It really did start as a dream.
When I was 21, I dreamed I walked into a casino, placed a bet on the number nine at a roulette table, and won. I woke up, drove across state lines to Indiana, placed the bet, and won on the very first spin of the wheel. True story.
Not long after that, I had another dream. I stood in my Brooklyn kitchen juicing fruit: one grapefruit, three Valencia oranges, a half a lemon. I remember being almost mad at myself for having such a mundane dream but then I drank the juice and it was perfect, jackpot once again. It made me happier than when I saw the little ball come around the track tucked into the pocket marked “9.”

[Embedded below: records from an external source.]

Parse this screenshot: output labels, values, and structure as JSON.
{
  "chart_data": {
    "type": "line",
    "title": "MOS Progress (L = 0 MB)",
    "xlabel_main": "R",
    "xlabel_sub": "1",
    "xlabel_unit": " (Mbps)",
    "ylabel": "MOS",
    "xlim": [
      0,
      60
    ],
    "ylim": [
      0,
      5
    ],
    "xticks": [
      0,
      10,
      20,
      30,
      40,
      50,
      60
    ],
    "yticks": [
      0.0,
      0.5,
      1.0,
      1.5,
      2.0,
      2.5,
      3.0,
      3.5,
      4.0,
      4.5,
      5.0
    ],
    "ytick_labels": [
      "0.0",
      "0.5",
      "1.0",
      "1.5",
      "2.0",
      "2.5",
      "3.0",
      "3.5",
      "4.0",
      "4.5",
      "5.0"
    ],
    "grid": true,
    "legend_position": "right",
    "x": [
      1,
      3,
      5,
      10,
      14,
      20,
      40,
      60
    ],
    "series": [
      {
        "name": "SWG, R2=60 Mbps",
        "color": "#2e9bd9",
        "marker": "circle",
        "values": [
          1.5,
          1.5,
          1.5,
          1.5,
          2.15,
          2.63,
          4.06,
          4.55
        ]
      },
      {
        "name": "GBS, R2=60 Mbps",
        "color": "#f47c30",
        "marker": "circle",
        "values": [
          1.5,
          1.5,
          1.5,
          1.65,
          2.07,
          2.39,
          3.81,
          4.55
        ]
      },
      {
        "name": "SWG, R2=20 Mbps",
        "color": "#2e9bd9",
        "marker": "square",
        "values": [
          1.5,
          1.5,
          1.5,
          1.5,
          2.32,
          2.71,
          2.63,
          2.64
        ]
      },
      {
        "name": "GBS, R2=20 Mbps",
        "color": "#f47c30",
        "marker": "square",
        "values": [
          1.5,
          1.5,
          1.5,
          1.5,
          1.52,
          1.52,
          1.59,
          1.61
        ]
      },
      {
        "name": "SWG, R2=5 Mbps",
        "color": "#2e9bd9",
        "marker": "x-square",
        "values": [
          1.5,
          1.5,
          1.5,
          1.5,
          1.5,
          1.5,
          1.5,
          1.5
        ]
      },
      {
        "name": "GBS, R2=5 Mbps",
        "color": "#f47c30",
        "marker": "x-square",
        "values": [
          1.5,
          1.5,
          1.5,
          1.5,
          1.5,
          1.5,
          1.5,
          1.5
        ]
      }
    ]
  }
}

I’ve been dreaming, on and off, about grapefruit and citrus ever since. The push of sweetness and pull of tartness, the intensity and brevity of peak season—those tensions hooked me early, going all the way back to the yellow half grapefruits we ate at my grandparents’ table before every meal.
I’ve always been drawn to intersections: moments when life pulls in two directions at once, when opposing forces introduce something new. Some of the most compelling gifts we’re given are abundant and fleeting at the same time. There’s magic there—like noticing the joy of summer most clearly at summer’s end.
It’s the kind of delicious tension we wish for our candy. When I started in my kitchen last March, I wondered if I could make the best, most expressive and fun sour candy in the world. It’s a crazy, weird, unrealistic goal but one we are pursuing anyway.